A Proposal for Statewide Knee-of-the-Curve BMP Sizing Criteria
Numeric sizing criteria are a fundamental means for regulating stormwater discharges. In the absence of tools for post-construction projects regulated by the Phase II and Construction General permits, the use of uniform criteria statewide (e.g., the 80% capture criteria and the 85th percentile, 24-hr design storm) have been justifiable. However, such uniform criteria may no longer be appropriate as they were established many years ago under technologies and land use practices that are not reflective of today. They also did not necessarily represent the wide climatic variations of California. New sizing criteria that better represents today’s practices and regional climates are needed. This presentation will: 1) provide an overview concerning the history of numeric sizing criteria, 2) describe why these standards may not be appropriate for current storm management practices (e.g., LID), and 3) propose establishment of new sizing criteria that addresses the different types of BMPs in use today.

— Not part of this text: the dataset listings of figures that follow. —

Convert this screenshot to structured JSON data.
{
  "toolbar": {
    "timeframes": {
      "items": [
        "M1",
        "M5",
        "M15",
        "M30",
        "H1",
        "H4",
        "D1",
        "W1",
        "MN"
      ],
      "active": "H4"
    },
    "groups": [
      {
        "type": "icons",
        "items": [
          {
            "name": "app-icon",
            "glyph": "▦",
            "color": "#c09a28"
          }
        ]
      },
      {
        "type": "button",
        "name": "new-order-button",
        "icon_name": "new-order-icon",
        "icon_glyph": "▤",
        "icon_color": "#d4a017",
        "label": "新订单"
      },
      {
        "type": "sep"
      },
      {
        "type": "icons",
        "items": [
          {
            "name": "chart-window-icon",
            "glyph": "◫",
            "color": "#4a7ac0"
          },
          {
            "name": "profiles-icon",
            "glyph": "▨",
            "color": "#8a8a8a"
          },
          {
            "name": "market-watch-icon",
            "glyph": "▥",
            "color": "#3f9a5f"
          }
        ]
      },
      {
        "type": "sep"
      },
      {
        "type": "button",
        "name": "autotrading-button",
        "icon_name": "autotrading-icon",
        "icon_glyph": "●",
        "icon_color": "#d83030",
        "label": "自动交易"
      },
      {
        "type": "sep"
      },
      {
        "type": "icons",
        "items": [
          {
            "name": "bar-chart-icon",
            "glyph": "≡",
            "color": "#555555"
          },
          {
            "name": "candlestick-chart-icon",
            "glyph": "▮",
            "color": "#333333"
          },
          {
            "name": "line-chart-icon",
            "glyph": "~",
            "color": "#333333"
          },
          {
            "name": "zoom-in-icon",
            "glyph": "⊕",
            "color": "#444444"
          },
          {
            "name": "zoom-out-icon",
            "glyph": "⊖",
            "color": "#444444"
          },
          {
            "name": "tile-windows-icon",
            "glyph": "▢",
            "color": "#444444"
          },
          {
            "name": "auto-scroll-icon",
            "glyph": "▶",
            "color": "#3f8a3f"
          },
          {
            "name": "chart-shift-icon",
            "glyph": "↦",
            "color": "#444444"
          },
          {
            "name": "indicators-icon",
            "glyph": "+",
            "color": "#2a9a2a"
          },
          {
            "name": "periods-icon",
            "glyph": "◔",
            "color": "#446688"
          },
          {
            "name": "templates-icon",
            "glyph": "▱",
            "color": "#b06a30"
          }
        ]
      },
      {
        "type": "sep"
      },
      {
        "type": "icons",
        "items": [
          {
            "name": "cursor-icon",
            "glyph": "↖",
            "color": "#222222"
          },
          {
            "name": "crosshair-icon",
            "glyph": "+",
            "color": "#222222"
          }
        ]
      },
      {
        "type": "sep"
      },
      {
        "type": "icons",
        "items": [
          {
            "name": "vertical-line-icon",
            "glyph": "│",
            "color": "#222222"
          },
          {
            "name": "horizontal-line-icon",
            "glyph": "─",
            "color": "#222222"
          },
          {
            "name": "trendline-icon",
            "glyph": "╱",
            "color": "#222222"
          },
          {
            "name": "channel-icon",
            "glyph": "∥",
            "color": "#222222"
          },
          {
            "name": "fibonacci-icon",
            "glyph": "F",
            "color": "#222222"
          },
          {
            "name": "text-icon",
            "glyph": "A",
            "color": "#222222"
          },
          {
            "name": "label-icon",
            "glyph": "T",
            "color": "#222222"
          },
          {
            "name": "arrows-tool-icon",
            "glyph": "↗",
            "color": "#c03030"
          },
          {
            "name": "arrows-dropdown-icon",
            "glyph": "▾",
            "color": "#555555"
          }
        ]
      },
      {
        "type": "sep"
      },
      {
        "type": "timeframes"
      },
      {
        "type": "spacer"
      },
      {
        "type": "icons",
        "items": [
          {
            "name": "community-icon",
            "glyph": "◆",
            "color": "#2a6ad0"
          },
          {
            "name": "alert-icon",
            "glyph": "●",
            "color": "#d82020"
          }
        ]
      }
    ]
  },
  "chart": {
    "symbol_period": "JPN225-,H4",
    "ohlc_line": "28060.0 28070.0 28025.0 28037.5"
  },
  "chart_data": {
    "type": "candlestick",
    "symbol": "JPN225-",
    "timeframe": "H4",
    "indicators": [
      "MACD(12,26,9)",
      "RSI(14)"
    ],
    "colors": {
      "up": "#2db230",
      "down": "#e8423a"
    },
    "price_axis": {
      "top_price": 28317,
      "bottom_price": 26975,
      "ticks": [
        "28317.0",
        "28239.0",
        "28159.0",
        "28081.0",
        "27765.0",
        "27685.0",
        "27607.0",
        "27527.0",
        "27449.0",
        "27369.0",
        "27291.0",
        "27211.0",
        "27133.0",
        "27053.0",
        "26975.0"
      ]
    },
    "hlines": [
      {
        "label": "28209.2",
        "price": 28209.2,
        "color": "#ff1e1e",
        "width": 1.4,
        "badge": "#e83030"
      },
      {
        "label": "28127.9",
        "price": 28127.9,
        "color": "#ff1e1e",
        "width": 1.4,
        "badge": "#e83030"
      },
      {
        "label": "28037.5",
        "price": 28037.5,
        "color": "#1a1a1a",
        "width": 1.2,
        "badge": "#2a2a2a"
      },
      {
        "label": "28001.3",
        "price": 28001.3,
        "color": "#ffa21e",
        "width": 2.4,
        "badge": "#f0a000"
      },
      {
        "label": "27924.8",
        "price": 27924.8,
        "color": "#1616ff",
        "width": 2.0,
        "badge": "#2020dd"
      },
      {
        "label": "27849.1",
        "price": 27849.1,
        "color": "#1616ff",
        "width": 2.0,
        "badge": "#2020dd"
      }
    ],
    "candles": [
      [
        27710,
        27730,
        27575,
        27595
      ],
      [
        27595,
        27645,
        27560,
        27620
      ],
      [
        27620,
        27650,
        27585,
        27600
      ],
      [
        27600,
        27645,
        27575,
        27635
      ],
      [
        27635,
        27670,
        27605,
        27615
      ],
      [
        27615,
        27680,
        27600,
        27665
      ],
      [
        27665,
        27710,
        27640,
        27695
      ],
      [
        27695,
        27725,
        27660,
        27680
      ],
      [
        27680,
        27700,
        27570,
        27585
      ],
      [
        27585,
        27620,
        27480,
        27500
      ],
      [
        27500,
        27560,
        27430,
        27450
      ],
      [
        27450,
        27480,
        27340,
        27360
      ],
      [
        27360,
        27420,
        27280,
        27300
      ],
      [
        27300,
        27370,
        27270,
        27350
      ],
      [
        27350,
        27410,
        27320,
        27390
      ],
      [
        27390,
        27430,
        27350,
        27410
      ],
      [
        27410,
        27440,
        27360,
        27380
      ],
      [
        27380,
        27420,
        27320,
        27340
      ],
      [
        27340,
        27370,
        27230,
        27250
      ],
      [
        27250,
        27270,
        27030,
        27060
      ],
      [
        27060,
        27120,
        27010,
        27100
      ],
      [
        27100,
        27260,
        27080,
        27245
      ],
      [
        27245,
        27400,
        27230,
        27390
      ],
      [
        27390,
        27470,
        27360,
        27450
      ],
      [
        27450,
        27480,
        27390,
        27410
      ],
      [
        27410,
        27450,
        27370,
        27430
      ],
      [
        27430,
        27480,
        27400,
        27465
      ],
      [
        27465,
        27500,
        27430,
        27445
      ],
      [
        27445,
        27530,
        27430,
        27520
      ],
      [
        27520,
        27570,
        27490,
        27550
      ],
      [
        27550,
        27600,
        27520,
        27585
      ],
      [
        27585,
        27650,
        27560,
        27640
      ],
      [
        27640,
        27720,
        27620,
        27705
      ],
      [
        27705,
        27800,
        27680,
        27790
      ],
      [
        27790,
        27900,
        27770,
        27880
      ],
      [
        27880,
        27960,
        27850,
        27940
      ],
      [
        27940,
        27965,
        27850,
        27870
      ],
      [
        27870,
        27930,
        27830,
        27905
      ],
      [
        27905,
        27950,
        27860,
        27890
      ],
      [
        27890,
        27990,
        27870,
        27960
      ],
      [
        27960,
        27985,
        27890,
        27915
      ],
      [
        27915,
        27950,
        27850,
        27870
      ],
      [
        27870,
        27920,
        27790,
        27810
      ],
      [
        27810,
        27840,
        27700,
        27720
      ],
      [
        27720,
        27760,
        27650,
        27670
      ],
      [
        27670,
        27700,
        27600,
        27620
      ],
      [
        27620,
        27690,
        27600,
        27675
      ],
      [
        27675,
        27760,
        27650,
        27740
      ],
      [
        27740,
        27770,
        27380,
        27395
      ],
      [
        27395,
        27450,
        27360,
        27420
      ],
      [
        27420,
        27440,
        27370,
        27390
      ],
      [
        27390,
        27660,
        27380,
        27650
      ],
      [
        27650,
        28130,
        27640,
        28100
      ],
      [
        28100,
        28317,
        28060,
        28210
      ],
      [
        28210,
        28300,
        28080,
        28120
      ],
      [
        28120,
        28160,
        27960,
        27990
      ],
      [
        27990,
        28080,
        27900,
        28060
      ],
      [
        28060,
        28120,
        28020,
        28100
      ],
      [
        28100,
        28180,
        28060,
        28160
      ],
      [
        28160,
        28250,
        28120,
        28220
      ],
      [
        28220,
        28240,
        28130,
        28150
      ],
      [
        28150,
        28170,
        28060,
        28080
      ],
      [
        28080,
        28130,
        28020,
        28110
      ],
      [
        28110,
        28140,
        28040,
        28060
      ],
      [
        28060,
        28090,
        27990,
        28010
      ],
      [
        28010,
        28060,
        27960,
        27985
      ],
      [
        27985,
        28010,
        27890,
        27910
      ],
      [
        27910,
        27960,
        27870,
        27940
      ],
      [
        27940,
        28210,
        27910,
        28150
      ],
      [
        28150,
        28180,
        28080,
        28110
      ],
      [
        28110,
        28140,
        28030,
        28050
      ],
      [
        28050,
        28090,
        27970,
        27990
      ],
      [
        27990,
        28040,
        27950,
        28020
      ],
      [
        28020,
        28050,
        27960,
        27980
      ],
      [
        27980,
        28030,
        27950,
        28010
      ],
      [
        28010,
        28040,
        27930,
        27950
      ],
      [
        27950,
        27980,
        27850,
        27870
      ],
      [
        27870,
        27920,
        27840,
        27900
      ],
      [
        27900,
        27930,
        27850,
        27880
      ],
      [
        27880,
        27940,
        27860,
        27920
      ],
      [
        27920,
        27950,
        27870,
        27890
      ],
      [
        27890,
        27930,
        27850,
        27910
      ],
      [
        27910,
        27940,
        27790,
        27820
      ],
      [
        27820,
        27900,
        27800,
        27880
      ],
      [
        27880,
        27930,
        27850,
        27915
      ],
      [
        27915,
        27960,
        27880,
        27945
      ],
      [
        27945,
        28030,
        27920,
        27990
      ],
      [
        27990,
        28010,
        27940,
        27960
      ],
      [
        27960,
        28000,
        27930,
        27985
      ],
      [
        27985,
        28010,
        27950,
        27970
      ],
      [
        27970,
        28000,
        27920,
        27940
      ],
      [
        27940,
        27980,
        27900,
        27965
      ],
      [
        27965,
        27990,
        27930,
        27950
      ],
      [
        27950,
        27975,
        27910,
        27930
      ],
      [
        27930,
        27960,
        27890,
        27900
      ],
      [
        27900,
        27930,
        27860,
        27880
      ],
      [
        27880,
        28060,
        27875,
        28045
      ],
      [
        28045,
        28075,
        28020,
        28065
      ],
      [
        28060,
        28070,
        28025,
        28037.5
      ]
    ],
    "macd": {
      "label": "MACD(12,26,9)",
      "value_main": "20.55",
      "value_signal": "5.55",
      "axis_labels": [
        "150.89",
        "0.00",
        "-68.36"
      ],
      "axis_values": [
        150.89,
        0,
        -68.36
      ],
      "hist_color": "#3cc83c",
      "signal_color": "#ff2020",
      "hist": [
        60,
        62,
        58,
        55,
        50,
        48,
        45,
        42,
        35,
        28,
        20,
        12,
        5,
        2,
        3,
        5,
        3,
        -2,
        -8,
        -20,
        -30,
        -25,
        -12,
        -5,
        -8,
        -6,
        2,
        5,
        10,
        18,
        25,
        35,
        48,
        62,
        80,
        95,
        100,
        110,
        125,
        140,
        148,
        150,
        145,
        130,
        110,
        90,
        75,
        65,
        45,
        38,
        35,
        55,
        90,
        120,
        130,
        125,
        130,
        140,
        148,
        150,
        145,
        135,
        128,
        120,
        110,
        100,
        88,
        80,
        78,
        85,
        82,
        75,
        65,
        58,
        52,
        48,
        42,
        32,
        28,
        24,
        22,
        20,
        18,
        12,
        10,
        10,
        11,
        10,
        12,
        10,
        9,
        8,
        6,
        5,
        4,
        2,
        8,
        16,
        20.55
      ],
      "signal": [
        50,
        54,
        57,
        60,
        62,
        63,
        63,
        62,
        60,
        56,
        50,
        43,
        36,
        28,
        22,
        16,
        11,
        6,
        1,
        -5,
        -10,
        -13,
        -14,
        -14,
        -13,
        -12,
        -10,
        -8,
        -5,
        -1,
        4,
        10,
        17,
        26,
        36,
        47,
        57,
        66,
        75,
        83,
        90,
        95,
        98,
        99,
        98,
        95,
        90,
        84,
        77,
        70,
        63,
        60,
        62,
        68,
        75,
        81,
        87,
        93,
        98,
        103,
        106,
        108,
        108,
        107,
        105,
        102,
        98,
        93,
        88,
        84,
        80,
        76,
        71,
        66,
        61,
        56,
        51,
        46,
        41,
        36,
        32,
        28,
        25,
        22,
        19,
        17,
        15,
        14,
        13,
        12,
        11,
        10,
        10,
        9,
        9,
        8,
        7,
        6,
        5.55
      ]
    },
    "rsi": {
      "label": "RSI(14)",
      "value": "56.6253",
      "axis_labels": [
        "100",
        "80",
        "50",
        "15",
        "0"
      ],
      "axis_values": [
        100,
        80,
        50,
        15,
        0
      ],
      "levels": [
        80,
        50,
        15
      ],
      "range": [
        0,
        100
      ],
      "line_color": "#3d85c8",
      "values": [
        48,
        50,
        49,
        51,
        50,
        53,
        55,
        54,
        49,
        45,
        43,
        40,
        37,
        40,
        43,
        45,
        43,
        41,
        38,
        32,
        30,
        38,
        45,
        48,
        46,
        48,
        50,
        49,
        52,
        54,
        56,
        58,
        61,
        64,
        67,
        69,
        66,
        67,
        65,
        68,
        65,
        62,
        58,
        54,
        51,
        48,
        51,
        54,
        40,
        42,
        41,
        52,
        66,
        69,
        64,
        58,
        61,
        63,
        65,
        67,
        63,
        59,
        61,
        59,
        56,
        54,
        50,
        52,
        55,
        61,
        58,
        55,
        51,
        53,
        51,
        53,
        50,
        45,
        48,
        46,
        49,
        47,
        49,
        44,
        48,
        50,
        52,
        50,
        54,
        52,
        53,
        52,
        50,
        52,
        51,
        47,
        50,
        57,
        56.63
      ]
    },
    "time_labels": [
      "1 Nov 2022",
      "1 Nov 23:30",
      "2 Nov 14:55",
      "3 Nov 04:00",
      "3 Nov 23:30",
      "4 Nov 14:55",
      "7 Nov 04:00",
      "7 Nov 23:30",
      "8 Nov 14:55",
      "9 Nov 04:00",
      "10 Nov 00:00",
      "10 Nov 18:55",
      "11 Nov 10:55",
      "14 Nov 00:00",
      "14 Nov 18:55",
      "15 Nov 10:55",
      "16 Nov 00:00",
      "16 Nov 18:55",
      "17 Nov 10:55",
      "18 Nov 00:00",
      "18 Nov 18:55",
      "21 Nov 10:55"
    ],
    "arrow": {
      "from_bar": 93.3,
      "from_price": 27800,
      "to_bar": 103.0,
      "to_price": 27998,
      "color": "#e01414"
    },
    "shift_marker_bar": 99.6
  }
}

The historic overview will include background information regarding how the 80% capture and 85th percentile, 24-hour design storm numbers for sizing BMPs came to be. These design criteria have been useful for sizing treatment-based BMPs. However, they do not necessarily represent true knee-of-the-curve performance for BMPs in California. For example, the 80% capture criteria was based on only six detention basins throughout country and was not statistically valid or fully representative of California. In fact, an earlier version of Caltrans Basin Sizer showed the true knee-of-the-curve is not always 80% for detention basins. Furthermore, in contrast with LID BMPs being used today, the detention basins used for developing the 80% capture criteria had a single discharge mechanism (orifice drawdown); LID BMPs include treatment and retention (multiple discharge mechanisms). These differences influence whether the true knee-of-the-curve volume treated for LID BMPs is smaller than, equal to, or greater than 80%.

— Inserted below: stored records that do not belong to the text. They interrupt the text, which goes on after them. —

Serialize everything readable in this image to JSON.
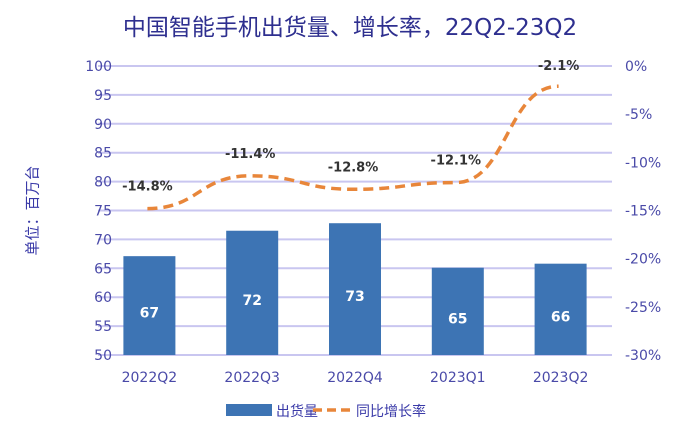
{
  "chart_data": {
    "type": "bar+line",
    "title": "中国智能手机出货量、增长率，22Q2-23Q2",
    "ylabel": "单位：百万台",
    "y2label": "",
    "categories": [
      "2022Q2",
      "2022Q3",
      "2022Q4",
      "2023Q1",
      "2023Q2"
    ],
    "ylim": [
      50,
      100
    ],
    "yticks": [
      50,
      55,
      60,
      65,
      70,
      75,
      80,
      85,
      90,
      95,
      100
    ],
    "y2lim": [
      -30,
      0
    ],
    "y2ticks": [
      "-30%",
      "-25%",
      "-20%",
      "-15%",
      "-10%",
      "-5%",
      "0%"
    ],
    "grid": true,
    "legend_position": "bottom",
    "series": [
      {
        "name": "出货量",
        "type": "bar",
        "axis": "left",
        "values": [
          67.1,
          71.5,
          72.8,
          65.1,
          65.8
        ],
        "labels": [
          "67",
          "72",
          "73",
          "65",
          "66"
        ],
        "color": "#3d74b4"
      },
      {
        "name": "同比增长率",
        "type": "line",
        "style": "dashed",
        "axis": "right",
        "values": [
          -14.8,
          -11.4,
          -12.8,
          -12.1,
          -2.1
        ],
        "labels": [
          "-14.8%",
          "-11.4%",
          "-12.8%",
          "-12.1%",
          "-2.1%"
        ],
        "color": "#e8863a"
      }
    ]
  }
}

For these and other reasons, current sizing standards can result in oversized or undersized BMPs, depending on what method is selected to meet regulatory goals (presumably, MEP use of BMPs). The speaker will therefore propose re-evaluating sizing criteria under new stormwater management approaches, with the additional intent of providing criteria that is easy to adopt into permits, is supported by easy-to-use sizing tools, and allows time-efficient review by municipal and water board plan checkers. The proposal will offer a review of available tools that are the best candidates to support knee-of-the curve BMP sizing.
The intent of the presentation is to get the audience to realize that, while stormwater management has greatly evolved (for the better) over the last decades, further improvements are needed to ensure the latest performance goals (i.e., combining use of stormwater as a resource with the traditional objectives of flood control and water quality protection) are achieved. The audience will be engaged by proposing questions and allowing them to weigh-in on their experiences and perspectives, such as similar issues with uniform flow-based criteria (0.2 in/hr). In line with the conference theme, the presentation will acknowledge that stormwater practitioners are intending to “make a difference” in the positive direction by adopting more sustainable, non-numeric performance goals (e.g., enhance infiltration to provide treatment, prevent pollutant transport and erosion, and recharge groundwater), but numeric sizing criteria need to catch up with current goals so that actual performance of California’s various BMP, soil, and location combinations is optimized at each BMP location.